When Princeton Satellite Systems put on a little demo of its solar-powered EV charging station recently in New Jersey, word got around.
Ted Bohn, principal electrical engineer at the Advanced Powertrain Research Facility at the Argonne National Laboratory, heard about the SunStation. He quickly passed on word to Rob Lundahl, an executive at Advanced Technology and Research, a Maryland company that makes and sells a grid-tied solar-powered EV charging station (two of which are installed and operating).
What piqued Bohn’s and Lundahl’s interest was that Princeton Satellite was doing an EV charging station untied to the grid. This would be, the Plainsboro, N.J., company said, the “first 100 percent green charging station for electric vehicles.” It would rely entirely on a fixed-tilt, 1.6-kilowatt photovoltaic array to charge a battery pack with a capacity of 12 kilowatt-hours, making it possible to “charge EVs 24 hours a day.”
A few media outlets picked up the story, but there was a lingering unasked — and unanswered — question: Would something like this really work?
Not very well, it turns out.
“Here’s the thing: Without a grid connection, unless you have a very big array with lots of battery storage, you’ll be quite limited in how much vehicle charging you can accomplish,” ATR’s Lundahl told me when I spoke to him on the phone. “There’s just some basic math here.”
The math is that a 1.6 kW fixed-tilt array in, say, Princeton Satellite’s hometown of Plainsboro, N.J., will produce an average of 6 kilowatt-hours of power a day in May, the most productive month for that location. In December, solar power production would average around 3.5 kWh, according to the National Renewable Energy Laboratory’s PV Watts calculator.

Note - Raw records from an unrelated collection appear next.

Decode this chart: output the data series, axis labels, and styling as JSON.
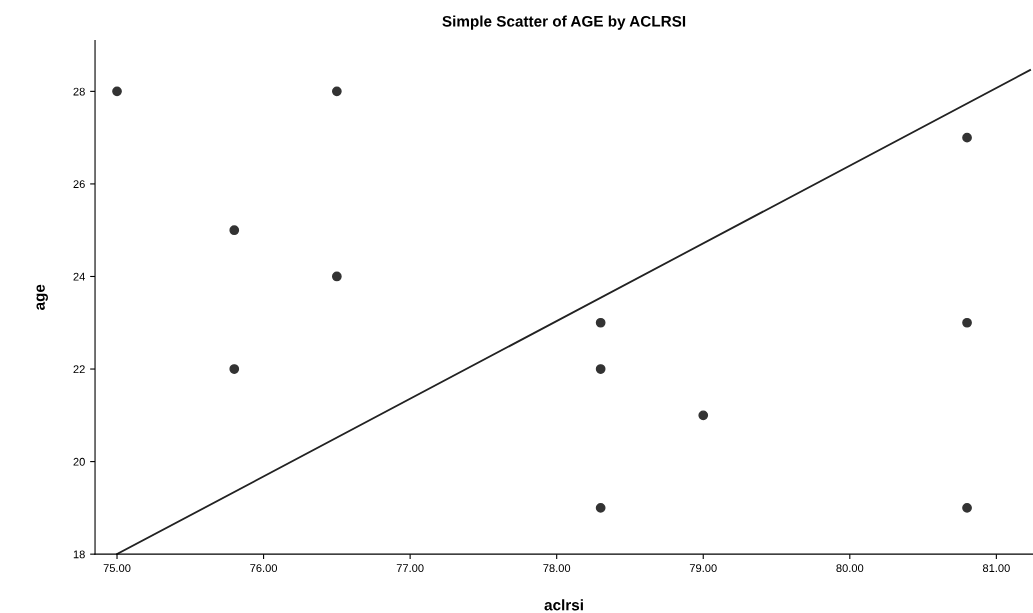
{
  "chart_data": {
    "type": "scatter",
    "title": "Simple Scatter of AGE by ACLRSI",
    "xlabel": "aclrsi",
    "ylabel": "age",
    "x": [
      75.0,
      75.8,
      75.8,
      76.5,
      76.5,
      78.3,
      78.3,
      78.3,
      79.0,
      80.8,
      80.8,
      80.8
    ],
    "series": [
      {
        "color": "#333333",
        "marker": "circle",
        "values": [
          28,
          25,
          22,
          28,
          24,
          23,
          22,
          19,
          21,
          27,
          23,
          19
        ]
      },
      {
        "type": "line",
        "color": "#222222",
        "marker": "none",
        "line_style": "solid",
        "x": [
          75.0,
          81.23
        ],
        "values": [
          18,
          28.46
        ]
      }
    ],
    "xlim": [
      74.85,
      81.25
    ],
    "ylim": [
      18,
      29.1
    ],
    "xticks": [
      {
        "value": 75,
        "label": "75.00"
      },
      {
        "value": 76,
        "label": "76.00"
      },
      {
        "value": 77,
        "label": "77.00"
      },
      {
        "value": 78,
        "label": "78.00"
      },
      {
        "value": 79,
        "label": "79.00"
      },
      {
        "value": 80,
        "label": "80.00"
      },
      {
        "value": 81,
        "label": "81.00"
      }
    ],
    "yticks": [
      18,
      20,
      22,
      24,
      26,
      28
    ],
    "grid": false,
    "legend": false
  }
}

So in May, it would generally take around two days, assuming there was no discharging, to bring the SunStation battery pack up to its 12 kWh capacity. And in January, it would take nearly four days.
Meanwhile, a Chevy Volt has a 16 kWh battery and a Nissan Leaf a 24 kWh battery.
So boosting a Nissan Leaf from a 25 percent charge state to 75 percent charge state – around 12 kWh of power, which would take around 3.5 hours to deliver on a level 2 dock — would deplete the SunStation battery. And then what if night falls, or the clouds move in? Solar power production ceases. Or what if someone pulls up in a Mitsubishi i, needing a charge?
Twenty-four hour EV charging?
“Clearly there would be limits to how much charging could be done,” Eloisa de Castro, Princeton Satellite Systems’ chief mechanical engineer, told me. “That’s always going to be the case. But we think for someone parking while shopping, or for a company that wants to make a statement about its green values, a system like this could a great thing.”
De Castro also mentioned the SunStation’s 3.2-kilowatt array, which would be able to charge two cars at once, would be a more substantial energy producer. But that still seems to be an extremely small amount of power – certainly it wouldn’t be possible for users to count on their being power available when they pull in for a charge.
Lundahl said that over at ATR, they’re pretty happy – and their customers are, too – with their grid-tied solar charging stations.
“With the pole design we have a small footprint, and using tracking maximizes power production,” he said. “What we’re seeing is, people are drawn to these charging stations. They like to see the solar. So it’s a great marketing tool, but that’s not all it is. It produces real power that makes a contribution to the grid and has value. And, of course, no matter what the weather conditions or day or night, it can meet a driver’s charging needs.”
The company said it has a third system about to go in, and has bids out to other potential buyers. An ATR charging station costs $15,000 for all the gear except the level 2 charger. That component starts at around $1,500. The highly variable cost of installation goes on top of all that.
ATR had been hoping to strike a deal with General Motors to get its setup at Chevy Volt dealerships, but GM ended up making an equity investment in Sunlogics, since renamed ViSole Energy, for solar-powered EV charging stations. Visole’s “Green Zone” systems are big canopy structures; the company says a “a 4 or 8 space solar canopy on average generates 32,000 kWh per year … enough electricity to charge the Chevrolet Volt 4,500 times a year, which is equivalent to 12 cars receiving a full charge a day.”
Lundahl said one issue with the big canopy structure is that it can be difficult to fit on a lot while also making sure it’s properly oriented to capture sunlight.
As for what he thought it would take to do a true, reliable solar-only integrated charger, Lundahl said such a system would need the ability to produce around 15-20 kWh per day on average, which would require at least a 5-kW array in most places. Then you’d need at least 100 kWh of battery storage, which would take up a lot of space, not to mention be very expensive.
Princeton Satellite Systems told me the smaller SunStation would sell for $35,000 and the larger one $55,000.
Bohn, from the Argonne Lab, said he couldn’t take a formal position on the SunStation, but did offer this thought: “On a cost benefit perspective, the Princeton Satellite solar powered charging station has a very long return on investment for delivered energy/convenience when compared to more traditional energy delivery methods.”